Sex now rushed at Ziggy from every direction, in every audience, in every city. It was silly to deny it. Sex demanded Ziggy Stardust and he was polite enough to yield. Sex whenever, sex wherever, sex whoever, sex whatever. Sex on beds, in baths, on floors, in space. Sex with Cyrinda, with Cherry, with girls whose names he’d never remember. Sex with girls while Cyrinda or Cherry sat on a chair and watched and chatted to Ziggy to help relieve his boredom. Sex out of desire, out of habit, out of curiosity, out of gluttony. Girl sex, boy sex, chick sex, dude sex. Wet sex, dry sex, fast sex, slow sex. Private sex, standing ovation sex, stoned sex, drunk sex. Mad sex, broken sex, Spider sex, Earth sex. Mars sex, second-only-to-God sex, wham-bam-thank-you sex. Sex and sex and sex and sex. And, because he could, because he was Ziggy, still more sex.

  But Cyrinda was more than sex to Ziggy. She was muse and music, rhyme and riff. She was the shimmying gangster’s moll of ‘Watch That Man’, a song he’d just written partly inspired by his memories of her boyfriend David on stage with the Dolls, partly by the noise and excess of the Carnegie after-party. And she was the leading lady of another new tune which began on the band’s tour bus to Cleveland. The Spiders had made up their own little chant – ‘We’re goin’ bussin’, bus, bus’ – sung to the old blues riff of ‘I’m A Man’, not the steady Bo Diddley original but the brisker version as played by The Yardbirds. It reminded Ziggy of a mental note he’d made seeing Iggy in King’s Cross: next time stuck for inspiration, nick a Yardbirds’ riff.

  And so Ziggy nicked ‘I’m A Man’. He looked at Cyrinda in his Plaza bedroom and sang about Marilyn Monroe.

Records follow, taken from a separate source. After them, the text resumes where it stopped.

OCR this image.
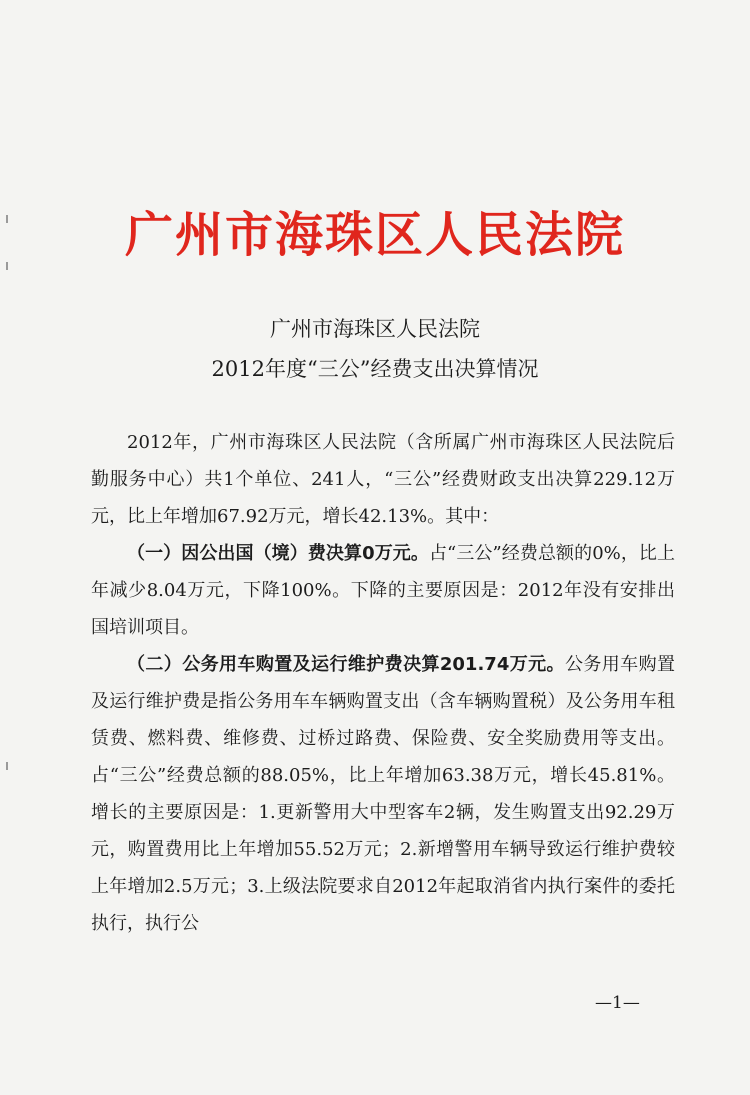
广州市海珠区人民法院
广州市海珠区人民法院
2012年度“三公”经费支出决算情况

2012年，广州市海珠区人民法院（含所属广州市海珠区人民法院后勤服务中心）共1个单位、241人，“三公”经费财政支出决算229.12万元，比上年增加67.92万元，增长42.13%。其中：

（一）因公出国（境）费决算0万元。占“三公”经费总额的0%，比上年减少8.04万元，下降100%。下降的主要原因是：2012年没有安排出国培训项目。

（二）公务用车购置及运行维护费决算201.74万元。公务用车购置及运行维护费是指公务用车车辆购置支出（含车辆购置税）及公务用车租赁费、燃料费、维修费、过桥过路费、保险费、安全奖励费用等支出。占“三公”经费总额的88.05%，比上年增加63.38万元，增长45.81%。增长的主要原因是：1.更新警用大中型客车2辆，发生购置支出92.29万元，购置费用比上年增加55.52万元；2.新增警用车辆导致运行维护费较上年增加2.5万元；3.上级法院要求自2012年起取消省内执行案件的委托执行，执行公

—1—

He thought about Iggy and sang about reptiles and screaming and bawling. He thought about the French author and playwright Jean Genet and called the song ‘The Jean Genie’. Before the end of the week the Spiders went into RCA’s New York studio and recorded it as their next single.

  Iggy soon got to hear ‘The Jean Genie’ for himself when the tour skidded on to Detroit. He’d flown back home to see Ziggy and play him the tapes of the album he and his Stooges had been recording in London. They’d already agreed it would be best if Ziggy stayed out of the studio and left Iggy to it. Instead, and sticking to the deal DeFries had brokered for them to get it out on CBS, Ziggy would mix the results, retaining his ‘producer’ credit. The album was called Raw Power and didn’t flinch from its promise. Each song was like a stab of fiendish light, white hot with strange fears and secret corruptions. Songs that made all the more sense now Ziggy could see for himself the metropolitan human smelter Iggy came from. Detroit was a real concrete and clay Clockwork Orange. The afternoon he arrived, he’d taken a walk with Stuey outside his hotel in a billowy shirt, straight into a daggered crossfire of greasy stares from local car plant workers. The sound of Iggy’s album was Detroit.

  He also had the added stress of a gatecrasher who’d first turned up in New York with a bag of cocaine telling everyone he used to go to school in Bromley with David Jones. He’d recognised Ziggy’s face in the papers and flown straight from Colombia where he was now embarrassing all border controls as an international drug smuggler. He certainly looked it, carrying a gun and dressing like a South American bandit complete with Che Guevara beard. Ziggy thought he’d shaken him off only to learn he’d hired a diesel van and followed the tour to Michigan. The anxiety shook a fresh Bo Diddley rhythm in Ziggy’s head. He thought about the drug smuggler from Bromley, about everything he’d seen, heard and smelled in Iggy’s hometown and wrote another new song. ‘Panic In Detroit’.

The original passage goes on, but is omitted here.